The dollar store chain said on Thursday it would hike compensation and provide more training for its store managers, a strategy that it hopes will improve service quality in stores over time but will pressure earnings this year.
Wal-Mart in 2015 had said it would spend $2.7 billion on wages and training, a move it said has helped improve service quality and boost sales.
A tight labor market and rule changes related to overtime pay have made other retailers raise wages as well.
Dollar General said stores where it had already introduced pay hikes for managers had seen higher sales and greater employee retention.
The moves come as Dollar General and larger rival Dollar Tree Inc (DLTR.O) face stiff competition from Wal-Mart and other grocery retailers, which have been discounting aggressively, even amid falling food prices, to win customers.
“We don’t see a further (price reduction) needed because we are priced very, very aggressively in most of our areas today, if not all,” Dollar General Chief Executive Todd Vasos said on a post-earnings call with analysts.

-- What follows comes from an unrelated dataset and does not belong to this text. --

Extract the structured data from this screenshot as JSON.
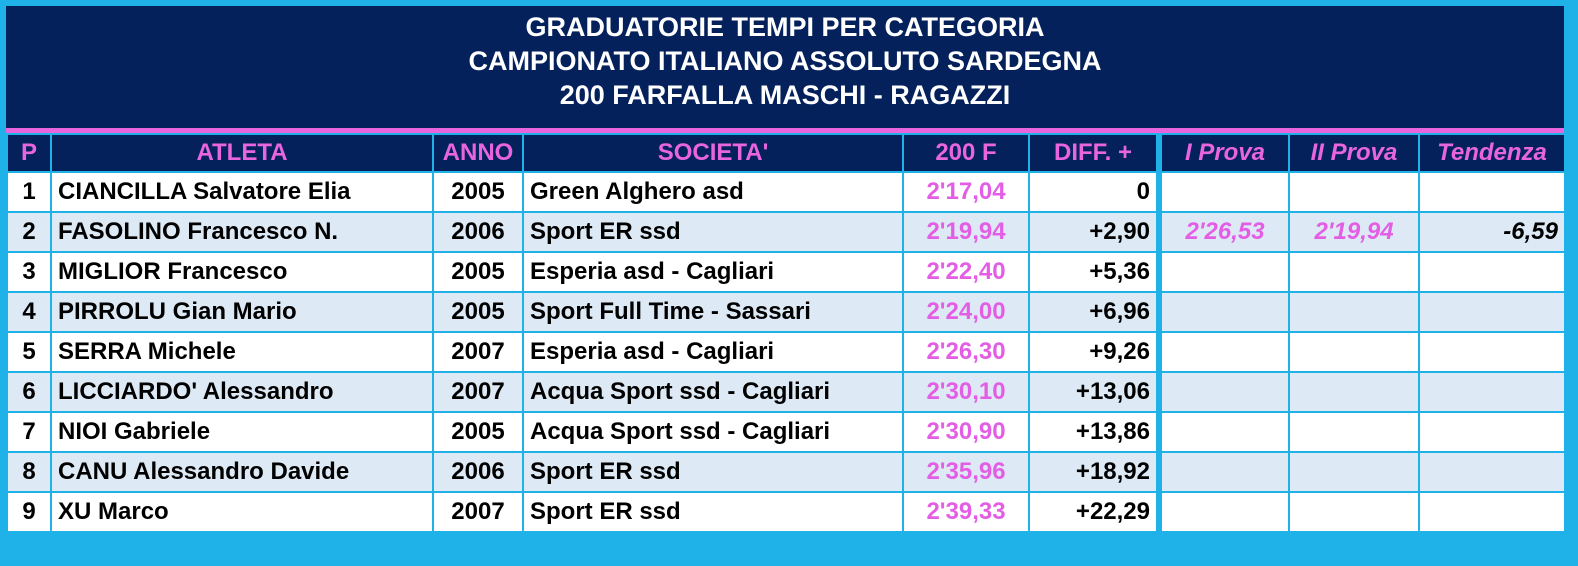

The company said it had slashed prices on about 450 best-selling products in less than a fifth of its stores starting in mid-2016, which helped lift sales.
“They are doing the right thing ... they are not going to be the low-price leader, but they’re going to be in a range that is acceptable to their customer that doesn’t cause them to lose to the competition,” said Edward Jones analyst Brian Yarbrough.
Dollar General’s sales rose 13.7 percent to $6.01 billion in the fourth quarter ended Feb. 3, helped by higher average spending at its stores, even as store traffic declined slightly.
Analysts had expected sales of $5.97 billion, according to Thomson Reuters I/B/E/S.
The Goodlettsville, Tennessee-based company said it expects earnings of $4.25 to $4.50 per share for the year ending Feb. 2, 2018, largely below the average analyst estimate of $4.39.
The forecast includes about $70 million earmarked mainly for the wage hikes.
Net income rose 10 percent to $414.2 million or $1.49 per share in the quarter, beating the average estimate of $1.41.
Dollar General’s shares were up 3 percent at $74.96 in midday trading. Up to Wednesday’s close, they had fallen 1.7 percent this year.